Though retired from his early career in waste management, John found a second career as a school bus driver in Bar Harbor, Bucksport and Blue Hill. John worked safely through the pandemic for Surry Elementary School until the time of his passing. He was fond of the children he met on his routes, often recounting the amusing conversations he overheard during their daily rides together. For several years, he also worked for the Island Explorer bus service during the summer, shuttling visitors to popular destinations around Mount Desert Island.
John was a fan of Arsenal Football Club for more than 50 years and an encyclopedic resource on the history of the team for anyone who got him started. His knowledge of world history was also vast, and at parties and holidays he would often seek out a fellow history buff and discuss British and American politics long into the night. He enjoyed restoring and riding vintage motorcycles and was a lifelong train hobbyist with a significant collection of model trains, books and documentary railroad films. He was an avid photographer and made several cross-country trips by train, documenting them with the Nikon camera that was always by his side.
John will be remembered by his family and friends for his dry sense of humor, customary appreciation of a hot cup of tea, Indian cuisine and, of course, blueberry pie.

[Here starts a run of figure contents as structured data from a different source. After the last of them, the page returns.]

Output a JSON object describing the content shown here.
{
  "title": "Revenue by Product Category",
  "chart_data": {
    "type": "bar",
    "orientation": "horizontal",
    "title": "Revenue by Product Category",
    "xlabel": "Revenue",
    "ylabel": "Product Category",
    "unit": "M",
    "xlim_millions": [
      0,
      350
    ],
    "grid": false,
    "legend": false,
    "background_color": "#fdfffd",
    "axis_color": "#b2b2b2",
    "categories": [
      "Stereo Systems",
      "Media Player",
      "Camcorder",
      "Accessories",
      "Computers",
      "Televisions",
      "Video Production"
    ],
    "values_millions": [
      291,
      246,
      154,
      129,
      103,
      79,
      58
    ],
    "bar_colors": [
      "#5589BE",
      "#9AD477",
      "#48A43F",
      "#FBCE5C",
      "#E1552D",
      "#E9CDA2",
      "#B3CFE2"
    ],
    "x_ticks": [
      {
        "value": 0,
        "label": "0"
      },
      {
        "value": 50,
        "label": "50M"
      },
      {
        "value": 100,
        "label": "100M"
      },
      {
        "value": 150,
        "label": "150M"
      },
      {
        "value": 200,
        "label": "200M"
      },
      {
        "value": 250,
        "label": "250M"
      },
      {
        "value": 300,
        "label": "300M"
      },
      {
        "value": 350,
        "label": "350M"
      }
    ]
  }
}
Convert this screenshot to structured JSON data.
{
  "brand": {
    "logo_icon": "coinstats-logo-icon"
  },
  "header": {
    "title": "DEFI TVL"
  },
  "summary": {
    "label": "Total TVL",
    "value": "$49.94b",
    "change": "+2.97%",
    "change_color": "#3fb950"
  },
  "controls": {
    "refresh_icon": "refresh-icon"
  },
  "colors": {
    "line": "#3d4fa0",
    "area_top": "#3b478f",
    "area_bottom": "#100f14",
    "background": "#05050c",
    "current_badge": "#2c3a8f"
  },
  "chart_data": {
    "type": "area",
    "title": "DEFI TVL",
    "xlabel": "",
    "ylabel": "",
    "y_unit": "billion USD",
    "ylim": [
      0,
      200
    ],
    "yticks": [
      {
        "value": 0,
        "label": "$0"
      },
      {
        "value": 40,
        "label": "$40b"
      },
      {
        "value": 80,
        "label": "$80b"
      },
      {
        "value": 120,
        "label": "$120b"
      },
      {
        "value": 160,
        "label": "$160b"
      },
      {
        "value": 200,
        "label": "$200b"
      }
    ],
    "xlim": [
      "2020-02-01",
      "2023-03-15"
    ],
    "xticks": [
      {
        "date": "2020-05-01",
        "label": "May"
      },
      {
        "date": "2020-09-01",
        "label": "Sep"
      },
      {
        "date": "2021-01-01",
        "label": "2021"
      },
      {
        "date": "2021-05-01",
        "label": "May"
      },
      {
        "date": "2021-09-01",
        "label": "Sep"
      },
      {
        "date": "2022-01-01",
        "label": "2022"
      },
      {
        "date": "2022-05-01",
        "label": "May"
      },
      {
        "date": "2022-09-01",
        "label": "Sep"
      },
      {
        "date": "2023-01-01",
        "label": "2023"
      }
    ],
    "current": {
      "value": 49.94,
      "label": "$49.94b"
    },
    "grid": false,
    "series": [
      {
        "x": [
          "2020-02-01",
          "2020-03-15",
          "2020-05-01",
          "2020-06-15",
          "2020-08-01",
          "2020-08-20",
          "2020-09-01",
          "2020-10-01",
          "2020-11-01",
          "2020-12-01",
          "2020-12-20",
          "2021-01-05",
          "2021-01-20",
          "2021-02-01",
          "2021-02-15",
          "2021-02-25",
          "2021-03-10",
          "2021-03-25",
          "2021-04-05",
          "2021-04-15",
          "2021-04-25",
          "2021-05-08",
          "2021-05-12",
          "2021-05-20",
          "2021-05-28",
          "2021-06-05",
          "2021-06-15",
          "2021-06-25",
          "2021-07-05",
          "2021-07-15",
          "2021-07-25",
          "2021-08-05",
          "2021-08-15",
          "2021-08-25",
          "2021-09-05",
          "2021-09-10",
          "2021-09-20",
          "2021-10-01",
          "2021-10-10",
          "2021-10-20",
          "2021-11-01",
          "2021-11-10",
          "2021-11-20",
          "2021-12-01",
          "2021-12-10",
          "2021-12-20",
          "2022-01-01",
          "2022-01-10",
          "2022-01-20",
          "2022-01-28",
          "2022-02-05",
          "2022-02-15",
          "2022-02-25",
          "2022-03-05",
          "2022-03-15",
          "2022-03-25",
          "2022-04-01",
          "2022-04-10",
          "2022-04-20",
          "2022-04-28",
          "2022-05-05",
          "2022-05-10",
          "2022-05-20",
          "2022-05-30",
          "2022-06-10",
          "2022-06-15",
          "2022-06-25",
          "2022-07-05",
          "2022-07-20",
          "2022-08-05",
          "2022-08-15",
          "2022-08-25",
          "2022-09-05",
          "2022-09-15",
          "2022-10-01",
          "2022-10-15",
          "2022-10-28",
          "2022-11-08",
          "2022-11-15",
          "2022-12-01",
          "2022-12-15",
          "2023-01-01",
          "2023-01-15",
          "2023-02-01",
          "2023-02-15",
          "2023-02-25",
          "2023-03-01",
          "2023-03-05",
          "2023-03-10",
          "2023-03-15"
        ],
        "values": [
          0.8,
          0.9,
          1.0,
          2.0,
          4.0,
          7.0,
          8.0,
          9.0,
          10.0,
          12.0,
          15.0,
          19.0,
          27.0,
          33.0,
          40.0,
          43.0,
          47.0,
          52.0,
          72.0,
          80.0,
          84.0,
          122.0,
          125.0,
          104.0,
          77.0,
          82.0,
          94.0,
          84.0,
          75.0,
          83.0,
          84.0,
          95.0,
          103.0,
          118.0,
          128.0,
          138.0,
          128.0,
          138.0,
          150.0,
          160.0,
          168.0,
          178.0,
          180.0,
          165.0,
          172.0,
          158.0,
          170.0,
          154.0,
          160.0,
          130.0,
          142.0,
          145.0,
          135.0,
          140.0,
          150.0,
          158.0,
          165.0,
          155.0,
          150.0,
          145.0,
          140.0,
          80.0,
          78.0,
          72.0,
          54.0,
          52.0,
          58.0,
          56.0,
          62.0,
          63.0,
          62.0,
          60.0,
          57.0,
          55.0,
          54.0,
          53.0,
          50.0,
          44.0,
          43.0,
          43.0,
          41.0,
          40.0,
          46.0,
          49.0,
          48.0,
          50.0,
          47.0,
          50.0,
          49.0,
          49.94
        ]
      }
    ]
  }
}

He is sincerely missed by his Maine family, including Lesley, Faith, Peter, Eleanor and Michael, as well as family and friends across the U.S. and the U.K. In addition to Ronny, Jennifer, Lily and their extended family, John leaves his sister Julia Kellett, nieces Louise and Gemma and nephew Mark.
Celebrations of John’s life are being planned in Maine and Yorkshire. Gifts in his memory would be welcome at Surry Elementary School, Library & Music, 754 North Bend Road, Surry, ME 04684.